1. "[H]ow is a Delaware statutory trust, described in Del. Code Ann. title 12, §§ 3801 - 3824, classified for federal tax purposes?"
  - "The Delaware statutory trust described above is an investment trust, under § 301.7701-4(c), that will be classified as a trust for federal tax purposes."
2. "[M]ay a taxpayer exchange real property for an interest in a Delaware statutory trust without recognition of gain or loss under § 1031 of the Internal Revenue Code?"
  - "A taxpayer may exchange real property for an interest in the Delaware statutory trust described above without recognition of gain or loss under § 1031, if the other requirements of § 1031 are satisfied."

These holdings of the federal government offered a clearer notion that Delaware statutory trusts are legal entities, separate from their trustee(s), offering them limited liability. In addition, Delaware statutory trusts were shown to be considered a trust for federal tax purposes, making them a pass through entity that mitigates taxation for their trustee(s). The second holding offers the opinion that real property, being held under a Delaware statutory trust, is eligible to use a 1031 exchange, without the recognition of gain or loss, as long as the following seven restrictions are met:
1. Once the offering is closed, there can be no future contributions to the DST by either current or new beneficiaries.
2. The trustee cannot renegotiate the terms of the existing loans and cannot borrow any new funds from any party, unless a loan default exists as a result of a tenant bankruptcy or insolvency.
3. The trustee cannot reinvest the proceeds from the sale of its real estate.
4. The trustee is limited to making capital expenditures with respect to the property for normal repair and maintenance, minor nonstructural capital improvements, and those required by law.
5. Any reserves or cash held between distribution dates can only be invested in short-term debt obligations.
6. All cash, other than necessary reserves, must be distributed on a current basis.
7. The trustee cannot enter into new leases, or renegotiate the current leases unless there is a need due to a tenant bankruptcy or insolvency.

===Local===
As an entity that was created within the boundaries of Delaware and is written into the Delaware state charter, Title 12 Chapter 38, there is no question as to where the state stands on the backing of the Delaware statutory trust. Limited liability is offered for DSTs, affording each trustee the benefit of personal asset protection. DSTs can be structured as a pass through entity, so that any income will go straight to each individual trustee's Form 1040 and state's tax returns, thus avoiding income tax at the entity level.
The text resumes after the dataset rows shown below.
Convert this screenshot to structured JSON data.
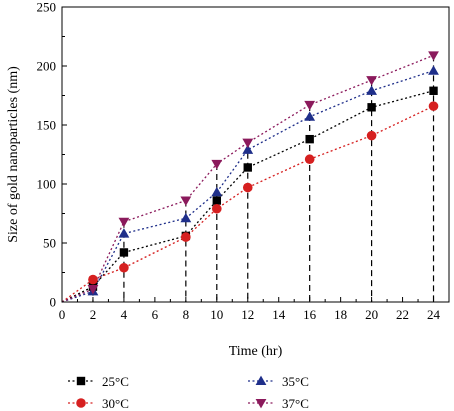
{
  "chart_data": {
    "type": "line",
    "title": "",
    "xlabel": "Time (hr)",
    "ylabel": "Size of gold nanoparticles (nm)",
    "xlim": [
      0,
      25
    ],
    "ylim": [
      0,
      250
    ],
    "xticks": [
      0,
      2,
      4,
      6,
      8,
      10,
      12,
      14,
      16,
      18,
      20,
      22,
      24
    ],
    "yticks": [
      0,
      50,
      100,
      150,
      200,
      250
    ],
    "grid": false,
    "legend": "bottom",
    "drop_lines": true,
    "x": [
      0,
      2,
      4,
      8,
      10,
      12,
      16,
      20,
      24
    ],
    "series": [
      {
        "name": "25°C",
        "marker": "square",
        "color": "#000000",
        "values": [
          0,
          13,
          42,
          56,
          86,
          114,
          138,
          165,
          179
        ]
      },
      {
        "name": "30°C",
        "marker": "circle",
        "color": "#d62020",
        "values": [
          0,
          19,
          29,
          55,
          79,
          97,
          121,
          141,
          166
        ]
      },
      {
        "name": "35°C",
        "marker": "triangle-up",
        "color": "#1f2f8a",
        "values": [
          0,
          9,
          58,
          71,
          93,
          129,
          157,
          179,
          196
        ]
      },
      {
        "name": "37°C",
        "marker": "triangle-down",
        "color": "#8b1a5c",
        "values": [
          0,
          11,
          68,
          86,
          117,
          135,
          167,
          188,
          209
        ]
      }
    ]
  }
}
Features of a Delaware statutory trust are very attractive to many business entities. These features include:
- liability protection for the trustee(s) (e.g. liens, bond obligations)
- asset protection for the beneficial owner (or vice versa: a creditor of a DST beneficial owner cannot take legal action against the DST's property)
- separate legal entity
- delegation of management
- low minimum investment requirements
- cash investors may complete a 1031 exchange upon sale
- one-time registration
- no need for annual meetings
- no franchise tax
- no limit on the number of investors
- availability of indemnification
- recognition of separate series
- ease of obtaining leases, loans, and corporate bonds and notes (as part of real estate investment trusts, etc.)